Full focus came to underwater acoustics and the potential to detect submarines by sound, either passively or actively. The existing receivers, designed to detect intentional signals, proved unable to detect the incidental sounds of submarines. Harold J. W. Fay of Submarine Signal Company was invited to meet with the Chief, Bureau of Steam Engineering 20 March 1917 to discuss establishing an acoustical research station at East Point, Nahant, Massachusetts. Fay gave assurances property would be made available. As implemented, Submarine Signal Company would be joined by Western Electric Company and General Electric Company to work on the project. On 8–9 May, representatives of the companies met in Washington to establish working relationships.

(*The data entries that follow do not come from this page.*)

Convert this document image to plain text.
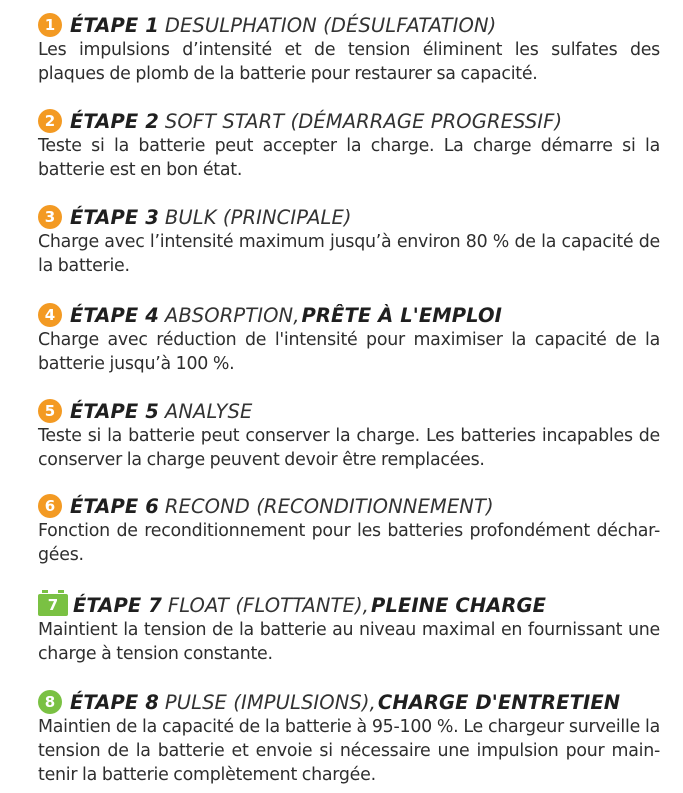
1 ÉTAPE 1 DESULPHATION (DÉSULFATATION)

Les impulsions d’intensité et de tension éliminent les sulfates des plaques de plomb de la batterie pour restaurer sa capacité.

2 ÉTAPE 2 SOFT START (DÉMARRAGE PROGRESSIF)

Teste si la batterie peut accepter la charge. La charge démarre si la batterie est en bon état.

3 ÉTAPE 3 BULK (PRINCIPALE)

Charge avec l’intensité maximum jusqu’à environ 80 % de la capacité de la batterie.

4 ÉTAPE 4 ABSORPTION, PRÊTE À L'EMPLOI

Charge avec réduction de l'intensité pour maximiser la capacité de la batterie jusqu’à 100 %.

5 ÉTAPE 5 ANALYSE

Teste si la batterie peut conserver la charge. Les batteries incapables de conserver la charge peuvent devoir être remplacées.

6 ÉTAPE 6 RECOND (RECONDITIONNEMENT)

Fonction de reconditionnement pour les batteries profondément déchar- gées.

7 ÉTAPE 7 FLOAT (FLOTTANTE), PLEINE CHARGE

Maintient la tension de la batterie au niveau maximal en fournissant une charge à tension constante.

8 ÉTAPE 8 PULSE (IMPULSIONS), CHARGE D'ENTRETIEN

Maintien de la capacité de la batterie à 95-100 %. Le chargeur surveille la tension de la batterie et envoie si nécessaire une impulsion pour main- tenir la batterie complètement chargée.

To meet concerns of the Naval Consulting Board that naval interests might not be met in general research, a Navy Special Board on Anti-Submarine Devices would oversee the work. Commander Clyde Stanley McDowell was secretary of the board and later filled the same function at the Naval Experimental Station, New London, Connecticut. The Nahant Antisubmarine Laboratory, completed April 7, 1917, was the first anti-submarine acoustical laboratory of the Navy. The laboratory, a cluster of buildings behind guarded security fencing, was where "submarine signals" research entered the new field of anti-submarine acoustics.

The submarine signals as navigational aids, just as many lights went dark, were stopped so as not to aid enemy submarines or become gathering points for target ships.

==Submarine Signal Company merger with Raytheon==
During World War I and after, the Submarine Signal Company expanded into fathometers and other marine electronics, including radio direction finders and radiotelephones, as acoustic aids faded in importance with the growing importance and adoption of radio navigation. In 1946, the company was acquired by and merged with the American Appliance Company, later Raytheon, to become that company's Marine Division responsible for all products with marine applications.